I don’t think that there was a more unassuming player to enter the NBA than John Stockton did in 1984. Little did anyone know that 18 years later, his name would be synonymous with the word assist.
He would lead the league in assists from 1987 through the 1996 season, 9 straight seasons, passing the great Bob Cousy for the most consecutive seasons leading the league in assists. Stockton’s other assists records included most in a season (1,164), highest average for a season (14.5) and most seasons leading league and most consecutive seasons leading league (nine).
John Stockton also finished his career as the NBA’s all time leader in steals. He is also the only player to have more than 1,000 assists in a single season for 4 different seasons. For a final accomplishment He led the league in steals twice and, with a career total of 3,265, he retired as the NBA's all-time leader.
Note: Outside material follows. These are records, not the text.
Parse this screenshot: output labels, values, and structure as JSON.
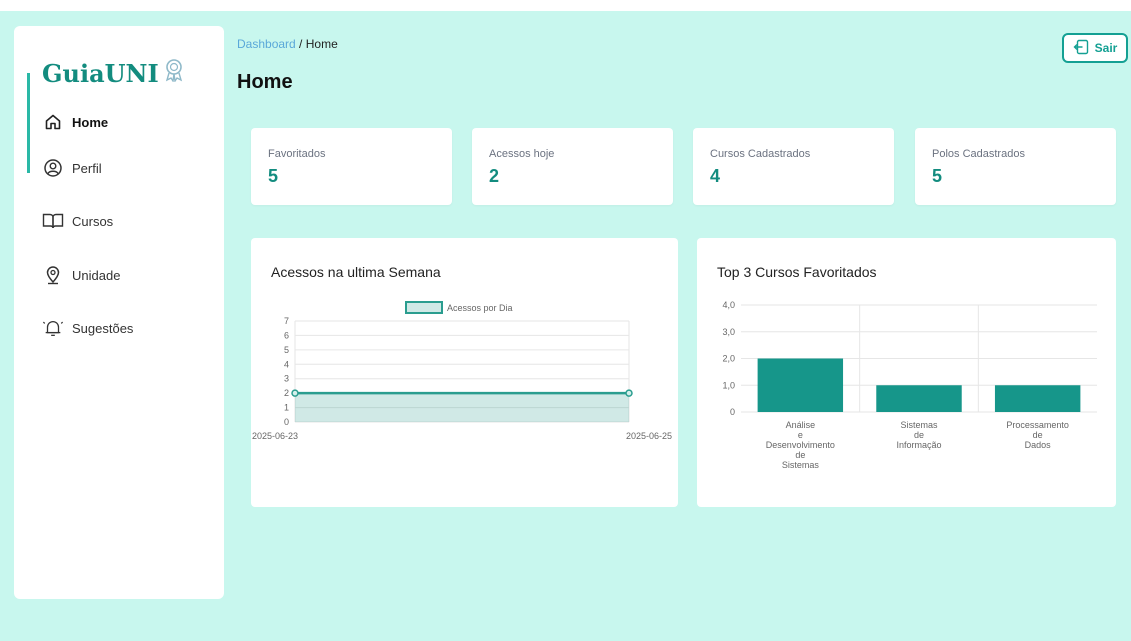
{
  "app": {
    "logo_text": "GuiaUNI",
    "logo_icon": "ribbon-award-icon"
  },
  "sidebar": {
    "items": [
      {
        "label": "Home",
        "icon": "home-icon",
        "active": true
      },
      {
        "label": "Perfil",
        "icon": "user-circle-icon",
        "active": false
      },
      {
        "label": "Cursos",
        "icon": "book-open-icon",
        "active": false
      },
      {
        "label": "Unidade",
        "icon": "map-pin-icon",
        "active": false
      },
      {
        "label": "Sugestões",
        "icon": "bell-icon",
        "active": false
      }
    ]
  },
  "header": {
    "breadcrumb_link": "Dashboard",
    "breadcrumb_sep": " / ",
    "breadcrumb_current": "Home",
    "title": "Home",
    "logout_label": "Sair",
    "logout_icon": "logout-icon"
  },
  "stats": [
    {
      "label": "Favoritados",
      "value": "5"
    },
    {
      "label": "Acessos hoje",
      "value": "2"
    },
    {
      "label": "Cursos Cadastrados",
      "value": "4"
    },
    {
      "label": "Polos Cadastrados",
      "value": "5"
    }
  ],
  "colors": {
    "accent": "#138c7f",
    "background": "#c8f7ee",
    "bar": "#16968a",
    "line": "#2a9d8f"
  },
  "chart_data": [
    {
      "type": "area",
      "title": "Acessos na ultima Semana",
      "series": [
        {
          "name": "Acessos por Dia",
          "x": [
            "2025-06-23",
            "2025-06-25"
          ],
          "values": [
            2,
            2
          ]
        }
      ],
      "ylim": [
        0,
        7
      ],
      "yticks": [
        "0",
        "1",
        "2",
        "3",
        "4",
        "5",
        "6",
        "7"
      ],
      "grid": true,
      "legend": "top-center"
    },
    {
      "type": "bar",
      "title": "Top 3 Cursos Favoritados",
      "categories": [
        [
          "Análise",
          "e",
          "Desenvolvimento",
          "de",
          "Sistemas"
        ],
        [
          "Sistemas",
          "de",
          "Informação"
        ],
        [
          "Processamento",
          "de",
          "Dados"
        ]
      ],
      "values": [
        2,
        1,
        1
      ],
      "ylim": [
        0,
        4
      ],
      "yticks": [
        "0",
        "1,0",
        "2,0",
        "3,0",
        "4,0"
      ],
      "grid": true
    }
  ]
}
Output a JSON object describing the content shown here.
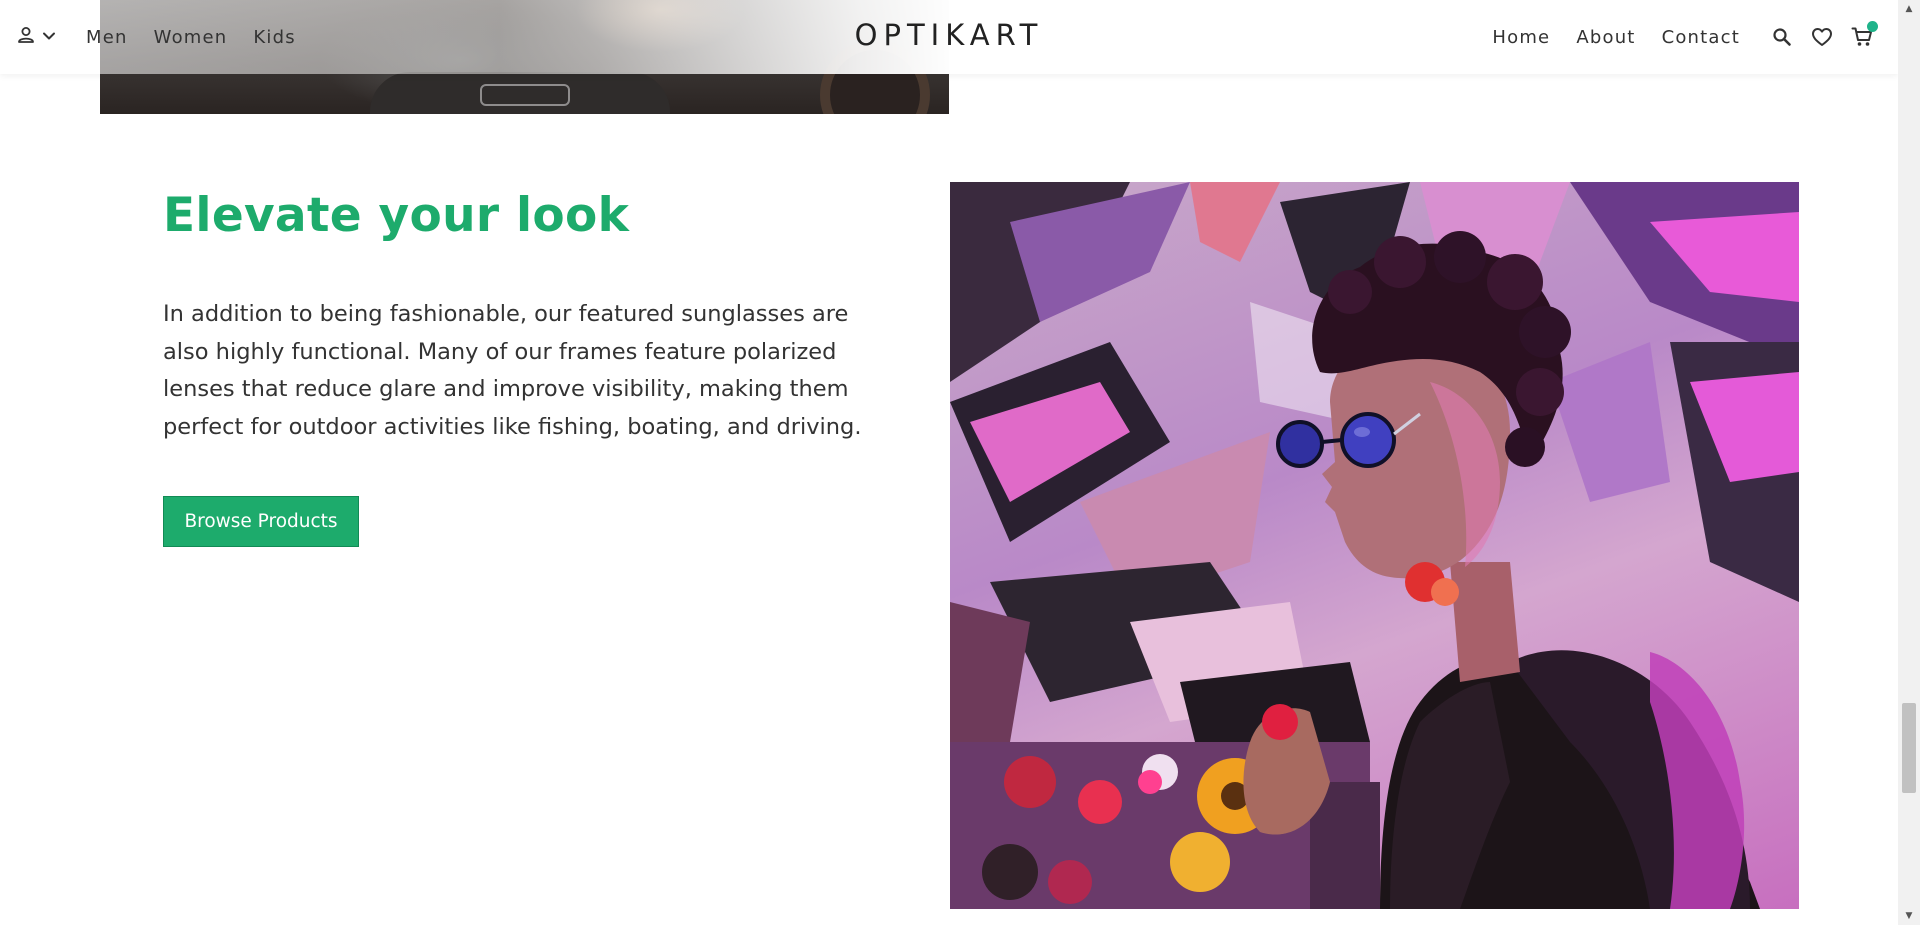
{
  "header": {
    "brand": "OPTIKART",
    "nav_left": [
      {
        "label": "Men"
      },
      {
        "label": "Women"
      },
      {
        "label": "Kids"
      }
    ],
    "nav_right": [
      {
        "label": "Home"
      },
      {
        "label": "About"
      },
      {
        "label": "Contact"
      }
    ],
    "icons": [
      "account-icon",
      "chevron-down-icon",
      "search-icon",
      "heart-icon",
      "cart-icon"
    ],
    "cart_badge_color": "#1fb38a"
  },
  "section": {
    "heading": "Elevate your look",
    "body": "In addition to being fashionable, our featured sunglasses are also highly functional. Many of our frames feature polarized lenses that reduce glare and improve visibility, making them perfect for outdoor activities like fishing, boating, and driving.",
    "button_label": "Browse Products",
    "accent_color": "#1dab6c"
  },
  "scrollbar": {
    "position_fraction": 0.8
  }
}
He also played all 82 games in 17 of his 19 seasons and his career shooting percentage was .515, a remarkable statistic for a guard. All of these accomplishments earned Stockton the number 2 spot on my all time NBA point guards, which leads me to my number 1 selection, which should not be all that difficult to figure out.
Known to all of his friends as “Buck” Magic Johnson burst upon the NBA in 1979 after winning the NCAA championship the year before and calmly led the Los Angles Lakers to an NBA championship, filling in at the center position for someone named Kareem Abdul-Jabbar who was injured in game five.
Johnson became the first play since Elvin Hayes to start the all star game as a rookie, something that Magic would go on to do 11 more times as well as being named to the all NBA first team 9 times.
Just how great a basketball player was Johnson? So great, perhaps, that future generations of hoop fans may wish they had entered the world years earlier—just so they could have seen Magic play in person instead of watching him only on highlight reels.
At 6 foot 9 inches he is the tallest player to ever play the point guard position. From the time Magic first stepped onto an NBA court, people wondered how a man his size could do so many thing with a basketball, it was “Magic”.
During his 12-plus year career (he played the last part of a 13-year 4 years after retiring), he was a member of five championship teams. He won the Most Valuable Player Award and the Finals MVP Award three times each.
He broke Oscar Robertson’s record for career for assists (later passed by Stockton), and “oh yea” just for kicks, he was the starting point guard on the 1992 Dream Team that won the Gold Medal in the Olympics.
The greatest aspect of Magic’s game was his passing—he could thread an “alley-opp” pass from mid-court to a teammate for a dunk, thread a no-look pass to a cutter to the basket for a lay-up or spinning feeds and overhead bullet passes were always the norm for Magic.
In his 13 NBA seasons Johnson compiled 17,707 points (19.5 ppg), 6,559 rebounds (7.2 rpg) and 10,141 assists (11.2 per game) in addition to 1,724 steals, good for ninth place on the all-time list. He also holds the top marks for most All-Star Game assists (127) and three-point baskets (10).
Magic was named one of the 50 greatest players of all time. Was he the greatest player ever? Here’s what one long-time rival had to say: "Magic is head-and-shoulders above everybody else," Larry Bird once observed in the Chicago Sun-Times. "I've never seen [anybody] as good as him."
As far as players trying to crack this listing. Well Steve Nash and Jason Kidd are two that are on the verge of cracking this list, but in this writers opinion, it will take some NBA titles in order to pass any one of these greats as each, except for Stockton led their team to at least one title.
So unless they can win one or break Stockton's records, I still can't put them into the top five. Chris Paul is a third of the current generation who merits a mention also, but again a title or NBA record needs to be put up by him.